While not a pastor, Long’s father was “considered an important lay leader in the church,” according to Brett Cottrell, who led the youth ministry at Crabapple First Baptist Church in Milton, Georgia, where the family attended.


A post on the now-deleted Facebook page of Crabapple indicated Long was baptized there and records show he was a member of a youth group there in 2018, according to the Times.

Cottrell told the Washington Post Long was an active member of the church and the youth group “was his deal.” He would stack chairs and clean floors and helped with a backyard Bible club for kids.

Long’s parents helped identify him in the surveillance videos, calling the police to say they recognized their son. According to The New York Times, Long’s parents had reported him missing in January 2019.

“They come across as a good Christian family,” Mary Morgan, a neighbor of the suspect’s family, told The Washington Post. “They used to go to church on a regular basis, and I’ve never seen anything bad out of them.”

The Daily Beast also noted the tagline on an Instagram account that appeared to belong to Long: “Pizza, guns, drums, music, family, and God. This pretty much sums up my life. It’s a pretty good life.”

Long was first identified as a suspect in shootings at Young’s Asian Massage Parlor in Cherokee County, which left four dead and one injured.
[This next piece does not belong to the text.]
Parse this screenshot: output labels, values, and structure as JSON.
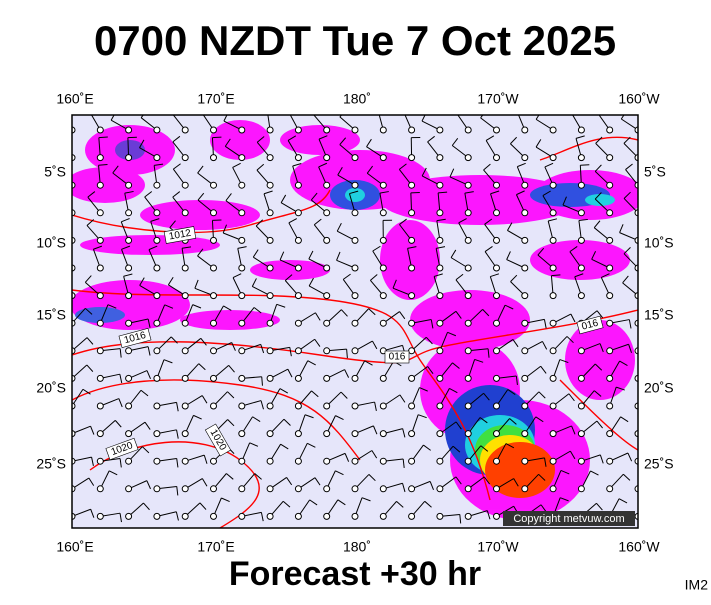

Video footage captured the suspect pulling up at 4:50 p.m. Tuesday, minutes before the shooting, according to the Cherokee sheriff’s office. 


Around 5:45 p.m., four more people were shot and killed in two Atlanta spas across the street from each other. 

“It does appear that it’s the same suspect,” Baker told The Atlanta Journal-Constitution, based on surveillance images that place Long’s car at the second and third crime scenes.


RELATED: The Atlanta massacre is yet another reminder we desperately need race-conscious discipleship


Long was captured about 150 miles south of Atlanta, in Crisp County, around 8:30 p.m. 

President Joe Biden spoke on Wednesday after being briefed on the shootings, saying that though he did not want to draw conclusions about the motivation behind the killings, he knows “Asian Americans are very concerned. Because, as you know, I have been speaking about the brutality against Asian Americans for the last couple months, and I think it’s very, very troubling.”

Vice President Kamala Harris, the first woman and the first Asian American to hold the office, responded to the shootings as well on Wednesday, speaking during a meeting with Irish officials. “I do want to say to our Asian American community that we stand with you and understand how this has frightened and shocked and outraged all people,” she said.

This story was updated to reflect new information that Long’s father was not a pastor, but a church lay leader.